The Mammalian Diving Response, An Enigmatic Reflex to Preserve Life?
Authors: W. Michael Panneton
DOI / Source: https://doi.org/10.1152/physiol.00020.2013
Date: 01 September 2013
Reading level: Intermediate
Why This Matters for Freedivers
This paper explains the “core engine” behind freediving: the automatic reflex that slows the heart, tightens blood vessels in the limbs, and forces oxygen to be spent on the brain and heart first. Knowing what triggers it (especially nose/face stimulation and calm control) and what can mess with it (stress, panic, over-effort) helps you train smarter and dive safer.
Synopsis
The mammalian diving response is one of the strongest survival reflexes we have. It’s often taught in freediving as a simple trio—apnea, bradycardia, and peripheral vasoconstriction—but this review goes deeper and argues something important: these are not one single “switch,” but an amalgam of three reflexes that can be activated together and can even override normal “homeostasis” (the usual rules your body follows on land).
The logic is simple.
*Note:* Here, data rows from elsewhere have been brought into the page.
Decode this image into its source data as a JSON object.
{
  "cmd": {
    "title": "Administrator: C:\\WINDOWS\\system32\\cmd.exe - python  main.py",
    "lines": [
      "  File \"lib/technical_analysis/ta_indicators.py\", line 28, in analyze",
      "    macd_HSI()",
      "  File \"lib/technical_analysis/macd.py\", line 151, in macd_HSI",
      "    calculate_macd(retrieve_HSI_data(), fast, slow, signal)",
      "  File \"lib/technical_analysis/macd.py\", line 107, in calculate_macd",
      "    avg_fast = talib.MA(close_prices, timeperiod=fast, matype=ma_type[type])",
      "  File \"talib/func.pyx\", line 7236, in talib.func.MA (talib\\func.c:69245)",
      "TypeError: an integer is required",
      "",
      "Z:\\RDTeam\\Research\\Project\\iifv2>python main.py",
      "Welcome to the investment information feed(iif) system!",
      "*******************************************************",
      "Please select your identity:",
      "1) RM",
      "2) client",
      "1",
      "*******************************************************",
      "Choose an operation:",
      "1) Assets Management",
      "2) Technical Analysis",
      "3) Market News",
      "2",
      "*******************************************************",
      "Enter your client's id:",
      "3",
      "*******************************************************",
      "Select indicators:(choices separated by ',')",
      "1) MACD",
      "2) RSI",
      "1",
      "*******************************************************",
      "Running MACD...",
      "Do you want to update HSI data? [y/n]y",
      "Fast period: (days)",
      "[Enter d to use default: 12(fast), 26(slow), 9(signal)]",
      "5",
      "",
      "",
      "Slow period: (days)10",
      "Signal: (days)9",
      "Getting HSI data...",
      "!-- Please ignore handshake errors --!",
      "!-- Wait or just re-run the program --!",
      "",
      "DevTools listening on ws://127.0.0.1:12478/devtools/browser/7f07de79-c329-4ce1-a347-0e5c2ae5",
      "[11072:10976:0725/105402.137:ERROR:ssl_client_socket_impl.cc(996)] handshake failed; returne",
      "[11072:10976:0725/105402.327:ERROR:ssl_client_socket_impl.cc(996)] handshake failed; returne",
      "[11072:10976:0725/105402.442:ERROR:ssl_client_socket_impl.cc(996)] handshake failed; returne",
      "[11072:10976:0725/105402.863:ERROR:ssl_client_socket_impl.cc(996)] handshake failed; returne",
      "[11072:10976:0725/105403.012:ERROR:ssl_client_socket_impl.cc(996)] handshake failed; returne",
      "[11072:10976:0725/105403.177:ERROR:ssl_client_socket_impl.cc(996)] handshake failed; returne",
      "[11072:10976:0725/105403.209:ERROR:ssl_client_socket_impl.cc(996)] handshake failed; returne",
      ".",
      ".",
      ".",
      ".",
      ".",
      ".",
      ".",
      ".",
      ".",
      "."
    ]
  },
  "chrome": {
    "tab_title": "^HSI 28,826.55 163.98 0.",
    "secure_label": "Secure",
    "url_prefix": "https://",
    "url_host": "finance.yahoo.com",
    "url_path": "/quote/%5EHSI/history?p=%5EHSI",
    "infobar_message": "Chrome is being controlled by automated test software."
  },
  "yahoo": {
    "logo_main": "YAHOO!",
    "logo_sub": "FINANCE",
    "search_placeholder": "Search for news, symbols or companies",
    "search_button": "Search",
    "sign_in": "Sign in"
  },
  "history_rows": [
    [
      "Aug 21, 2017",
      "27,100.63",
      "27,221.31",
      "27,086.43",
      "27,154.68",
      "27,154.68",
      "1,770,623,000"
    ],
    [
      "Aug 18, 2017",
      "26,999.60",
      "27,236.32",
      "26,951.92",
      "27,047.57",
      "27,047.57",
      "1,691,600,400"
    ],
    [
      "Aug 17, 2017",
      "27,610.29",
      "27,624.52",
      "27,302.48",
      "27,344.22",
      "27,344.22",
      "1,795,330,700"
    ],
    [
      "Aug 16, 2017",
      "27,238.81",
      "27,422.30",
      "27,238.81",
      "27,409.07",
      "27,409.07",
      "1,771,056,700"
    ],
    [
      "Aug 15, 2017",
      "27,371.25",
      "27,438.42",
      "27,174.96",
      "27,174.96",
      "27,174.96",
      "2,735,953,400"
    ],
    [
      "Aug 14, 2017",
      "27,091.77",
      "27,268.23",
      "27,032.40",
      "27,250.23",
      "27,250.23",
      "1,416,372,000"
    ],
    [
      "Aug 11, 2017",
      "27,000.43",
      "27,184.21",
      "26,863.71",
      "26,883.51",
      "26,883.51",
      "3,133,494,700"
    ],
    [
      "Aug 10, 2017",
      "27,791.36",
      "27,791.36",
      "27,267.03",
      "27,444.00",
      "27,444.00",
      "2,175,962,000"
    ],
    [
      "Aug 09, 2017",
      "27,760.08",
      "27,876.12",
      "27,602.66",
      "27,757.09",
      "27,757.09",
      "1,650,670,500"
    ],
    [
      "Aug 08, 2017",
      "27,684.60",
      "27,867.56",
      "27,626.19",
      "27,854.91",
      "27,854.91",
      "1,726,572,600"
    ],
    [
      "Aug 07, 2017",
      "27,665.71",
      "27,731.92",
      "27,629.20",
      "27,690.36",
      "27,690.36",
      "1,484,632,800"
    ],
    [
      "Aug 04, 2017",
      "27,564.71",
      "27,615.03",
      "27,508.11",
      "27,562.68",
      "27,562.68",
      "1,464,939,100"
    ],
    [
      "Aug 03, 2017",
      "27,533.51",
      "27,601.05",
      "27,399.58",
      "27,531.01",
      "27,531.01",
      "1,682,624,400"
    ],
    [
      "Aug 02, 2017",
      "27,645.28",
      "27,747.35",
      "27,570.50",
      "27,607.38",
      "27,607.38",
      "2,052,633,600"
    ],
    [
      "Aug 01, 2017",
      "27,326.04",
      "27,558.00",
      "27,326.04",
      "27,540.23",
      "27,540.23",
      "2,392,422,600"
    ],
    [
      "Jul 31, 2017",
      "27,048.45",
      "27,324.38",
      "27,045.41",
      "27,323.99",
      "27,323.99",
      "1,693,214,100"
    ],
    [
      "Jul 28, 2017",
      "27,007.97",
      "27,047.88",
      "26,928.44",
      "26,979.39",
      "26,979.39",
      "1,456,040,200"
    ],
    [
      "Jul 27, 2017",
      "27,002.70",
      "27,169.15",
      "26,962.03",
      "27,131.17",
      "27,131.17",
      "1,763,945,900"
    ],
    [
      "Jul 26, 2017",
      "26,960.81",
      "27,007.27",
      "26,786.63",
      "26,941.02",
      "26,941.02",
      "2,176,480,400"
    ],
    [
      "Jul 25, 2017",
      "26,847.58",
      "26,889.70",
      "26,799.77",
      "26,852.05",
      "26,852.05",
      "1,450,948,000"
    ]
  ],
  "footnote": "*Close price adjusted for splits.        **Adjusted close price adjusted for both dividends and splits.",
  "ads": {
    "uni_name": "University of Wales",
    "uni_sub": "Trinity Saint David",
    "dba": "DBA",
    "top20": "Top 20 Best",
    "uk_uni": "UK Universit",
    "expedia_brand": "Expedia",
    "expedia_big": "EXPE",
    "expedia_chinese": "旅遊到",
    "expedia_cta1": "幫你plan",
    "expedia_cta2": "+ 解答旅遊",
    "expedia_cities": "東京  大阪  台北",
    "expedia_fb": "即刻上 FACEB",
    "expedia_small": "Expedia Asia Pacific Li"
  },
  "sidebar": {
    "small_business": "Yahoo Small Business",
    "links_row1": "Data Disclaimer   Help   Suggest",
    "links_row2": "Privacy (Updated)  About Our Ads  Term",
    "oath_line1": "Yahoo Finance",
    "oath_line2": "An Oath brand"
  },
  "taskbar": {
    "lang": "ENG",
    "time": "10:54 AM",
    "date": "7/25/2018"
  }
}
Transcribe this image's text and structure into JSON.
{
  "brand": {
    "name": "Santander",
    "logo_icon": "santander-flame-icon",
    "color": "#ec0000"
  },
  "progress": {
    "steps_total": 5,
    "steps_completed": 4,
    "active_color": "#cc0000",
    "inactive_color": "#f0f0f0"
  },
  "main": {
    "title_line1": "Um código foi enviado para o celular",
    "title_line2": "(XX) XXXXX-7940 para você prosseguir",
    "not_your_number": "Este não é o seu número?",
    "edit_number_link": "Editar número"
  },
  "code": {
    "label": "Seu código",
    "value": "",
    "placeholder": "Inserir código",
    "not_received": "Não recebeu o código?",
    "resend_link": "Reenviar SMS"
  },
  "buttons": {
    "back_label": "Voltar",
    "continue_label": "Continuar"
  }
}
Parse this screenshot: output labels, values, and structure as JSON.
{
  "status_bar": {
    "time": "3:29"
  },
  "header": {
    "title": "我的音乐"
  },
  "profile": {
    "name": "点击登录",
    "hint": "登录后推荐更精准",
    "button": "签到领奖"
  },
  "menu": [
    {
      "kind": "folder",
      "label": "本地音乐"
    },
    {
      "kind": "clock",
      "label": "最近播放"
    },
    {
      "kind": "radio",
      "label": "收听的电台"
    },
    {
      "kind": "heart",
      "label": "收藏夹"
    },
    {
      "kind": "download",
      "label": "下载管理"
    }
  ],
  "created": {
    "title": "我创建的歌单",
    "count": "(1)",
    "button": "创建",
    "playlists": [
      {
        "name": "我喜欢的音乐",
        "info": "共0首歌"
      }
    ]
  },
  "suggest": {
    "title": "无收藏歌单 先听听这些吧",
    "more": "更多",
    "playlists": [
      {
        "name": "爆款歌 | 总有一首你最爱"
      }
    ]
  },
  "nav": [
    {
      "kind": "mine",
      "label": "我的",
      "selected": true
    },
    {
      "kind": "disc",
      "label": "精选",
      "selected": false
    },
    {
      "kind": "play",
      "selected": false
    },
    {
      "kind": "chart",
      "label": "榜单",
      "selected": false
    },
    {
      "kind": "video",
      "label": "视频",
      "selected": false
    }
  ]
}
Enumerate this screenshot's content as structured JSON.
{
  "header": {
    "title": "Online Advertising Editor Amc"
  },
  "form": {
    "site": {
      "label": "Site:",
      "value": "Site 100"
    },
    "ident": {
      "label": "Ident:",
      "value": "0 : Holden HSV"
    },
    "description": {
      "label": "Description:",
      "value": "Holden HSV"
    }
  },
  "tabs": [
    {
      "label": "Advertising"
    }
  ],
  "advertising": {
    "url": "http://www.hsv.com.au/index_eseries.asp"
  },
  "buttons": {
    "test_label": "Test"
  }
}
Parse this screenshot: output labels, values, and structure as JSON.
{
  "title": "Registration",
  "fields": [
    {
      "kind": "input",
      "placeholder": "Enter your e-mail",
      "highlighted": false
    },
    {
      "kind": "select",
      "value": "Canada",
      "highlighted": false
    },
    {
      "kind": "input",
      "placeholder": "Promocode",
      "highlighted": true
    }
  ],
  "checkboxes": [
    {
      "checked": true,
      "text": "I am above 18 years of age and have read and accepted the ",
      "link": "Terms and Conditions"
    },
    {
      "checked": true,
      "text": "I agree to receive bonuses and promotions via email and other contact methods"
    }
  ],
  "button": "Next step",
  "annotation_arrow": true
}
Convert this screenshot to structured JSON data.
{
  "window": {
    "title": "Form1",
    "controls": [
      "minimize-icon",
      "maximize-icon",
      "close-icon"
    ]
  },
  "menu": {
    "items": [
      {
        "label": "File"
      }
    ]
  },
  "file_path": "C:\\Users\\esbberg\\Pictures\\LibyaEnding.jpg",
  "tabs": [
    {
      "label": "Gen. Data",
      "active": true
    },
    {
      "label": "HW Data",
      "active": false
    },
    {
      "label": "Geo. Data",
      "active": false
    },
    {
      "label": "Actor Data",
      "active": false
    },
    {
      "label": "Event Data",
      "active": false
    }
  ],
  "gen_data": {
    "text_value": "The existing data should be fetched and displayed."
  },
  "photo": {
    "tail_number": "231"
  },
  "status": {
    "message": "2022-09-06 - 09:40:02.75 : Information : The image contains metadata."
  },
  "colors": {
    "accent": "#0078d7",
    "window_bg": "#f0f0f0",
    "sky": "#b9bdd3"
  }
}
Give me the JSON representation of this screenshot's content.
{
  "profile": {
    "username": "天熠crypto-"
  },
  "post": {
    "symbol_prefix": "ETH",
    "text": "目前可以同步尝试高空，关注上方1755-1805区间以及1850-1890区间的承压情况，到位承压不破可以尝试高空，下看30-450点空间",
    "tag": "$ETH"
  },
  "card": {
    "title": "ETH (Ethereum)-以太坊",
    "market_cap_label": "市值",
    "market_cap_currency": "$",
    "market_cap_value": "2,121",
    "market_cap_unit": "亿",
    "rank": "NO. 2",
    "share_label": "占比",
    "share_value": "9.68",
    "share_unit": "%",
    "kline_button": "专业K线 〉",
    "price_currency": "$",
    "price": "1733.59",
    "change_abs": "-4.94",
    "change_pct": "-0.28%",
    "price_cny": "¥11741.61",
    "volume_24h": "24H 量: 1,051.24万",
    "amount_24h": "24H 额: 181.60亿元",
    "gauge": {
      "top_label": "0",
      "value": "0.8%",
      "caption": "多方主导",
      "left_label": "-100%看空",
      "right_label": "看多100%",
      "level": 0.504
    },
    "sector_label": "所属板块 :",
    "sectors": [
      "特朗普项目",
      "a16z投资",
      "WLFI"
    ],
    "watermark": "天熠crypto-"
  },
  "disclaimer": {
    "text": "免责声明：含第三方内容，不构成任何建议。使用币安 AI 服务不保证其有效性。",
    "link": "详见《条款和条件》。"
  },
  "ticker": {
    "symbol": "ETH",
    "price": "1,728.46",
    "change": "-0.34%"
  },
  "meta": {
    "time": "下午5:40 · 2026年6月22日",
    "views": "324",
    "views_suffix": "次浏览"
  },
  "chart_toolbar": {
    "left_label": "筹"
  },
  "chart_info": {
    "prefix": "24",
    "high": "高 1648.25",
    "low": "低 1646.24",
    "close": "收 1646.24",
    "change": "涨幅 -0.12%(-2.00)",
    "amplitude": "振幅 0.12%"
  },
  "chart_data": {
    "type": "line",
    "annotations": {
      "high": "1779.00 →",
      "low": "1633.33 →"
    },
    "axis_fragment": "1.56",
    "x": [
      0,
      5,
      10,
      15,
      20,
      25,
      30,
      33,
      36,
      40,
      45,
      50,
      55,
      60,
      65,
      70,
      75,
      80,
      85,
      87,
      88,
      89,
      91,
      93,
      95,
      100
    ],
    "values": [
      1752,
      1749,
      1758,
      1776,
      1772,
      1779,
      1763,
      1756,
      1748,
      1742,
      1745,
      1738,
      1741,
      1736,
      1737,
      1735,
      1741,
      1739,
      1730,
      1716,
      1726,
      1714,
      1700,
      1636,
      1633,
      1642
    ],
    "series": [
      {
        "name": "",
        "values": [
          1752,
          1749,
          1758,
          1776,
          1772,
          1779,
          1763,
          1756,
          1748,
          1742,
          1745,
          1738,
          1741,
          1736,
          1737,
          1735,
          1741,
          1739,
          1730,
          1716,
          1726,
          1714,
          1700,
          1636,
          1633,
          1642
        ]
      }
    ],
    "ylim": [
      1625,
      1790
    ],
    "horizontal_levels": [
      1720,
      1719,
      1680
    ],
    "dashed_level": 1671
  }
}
Underwater, you can’t breathe. So survival depends on how well you conserve and manage your internal oxygen stores—mainly oxygen bound to hemoglobin in blood and myoglobin in muscle. When oxygen stores are used up, the diver crosses the aerobic dive limit (ADL) and starts relying more on anaerobic metabolism (with lactate rising later, often after resurfacing when circulation to the limbs returns).
The review separates two big themes:
1) Adaptations vs. Reflexes
Large aquatic mammals (seals, whales, dolphins) have special adaptations that make long dives possible: larger blood volume, higher hemoglobin and myoglobin, spleens that can release stored red blood cells, and even anatomical features that help manage blood flow under extreme conditions. But the key point is that the basic diving response itself is shared across mammals, including rodents and humans. In other words: elite “marine mammal” dive capacity comes from extra hardware, but the reflex control system is widespread and ancient.
2) What triggers it and how the brain runs it
A major emphasis of this paper is that the trigger is strongly linked to facial/nasal stimulation. Research in rodents suggests the paranasal region (nose area) is especially important, with sensory input traveling via branches of the trigeminal nerve, particularly the anterior ethmoidal nerve—described here as a kind of “gatekeeper” for sensing water/irritants entering the nasal passages.
From there, the review outlines how brainstem circuits appear to coordinate the three main outputs: - Apnea: diving animals remain apneic even with extreme low O₂ and high CO₂—meaning the normal “breathe now!” chemoreflex is being overridden. - Bradycardia: largely driven by the vagus nerve via cardiac control regions near the nucleus ambiguus. - Vasoconstriction / blood pressure control: driven by sympathetic output, involving brainstem regions like the rostral ventrolateral medulla (RVLM), with selective blood flow reduction to limbs/skin/splanchnic areas while protecting flow to the brain and heart.
A practical section is the discussion of voluntary vs. forced dives. In some species, forced submersion looks more stressful and can bring more rhythm disturbances—suggesting stress and “top-down” brain influence can change the pattern. The review also highlights that higher mammals can show anticipatory changes (heart rate dropping before submersion, rising before surfacing), hinting that the diving response is not purely automatic: it can be shaped by behavior, training, and the brain’s control systems.
Overall, this is a big-picture “wiring diagram” paper: it frames the diving response as a powerful life-preserving reflex, explains why it exists, and maps the sensory triggers and brainstem control pathways that make it happen.
Abstract
The mammalian diving response is a powerful survival reflex seen across mammals (and broadly across vertebrates). It is characterized by apnea, a rapid vagally mediated bradycardia, and a strong peripheral vasoconstriction that redistributes blood flow to protect the brain and heart while conserving intrinsic oxygen stores. Aquatic mammals have additional physiological adaptations that expand oxygen storage and reduce oxygen use, but the core diving response is neurally mediated and shared with terrestrial mammals. This review summarizes key diving adaptations (oxygen stores, spleen effects, hypometabolism/hypothermia) and emphasizes evidence from rodent studies describing how nasal/facial trigeminal pathways and brainstem circuits coordinate the cardiorespiratory changes during diving.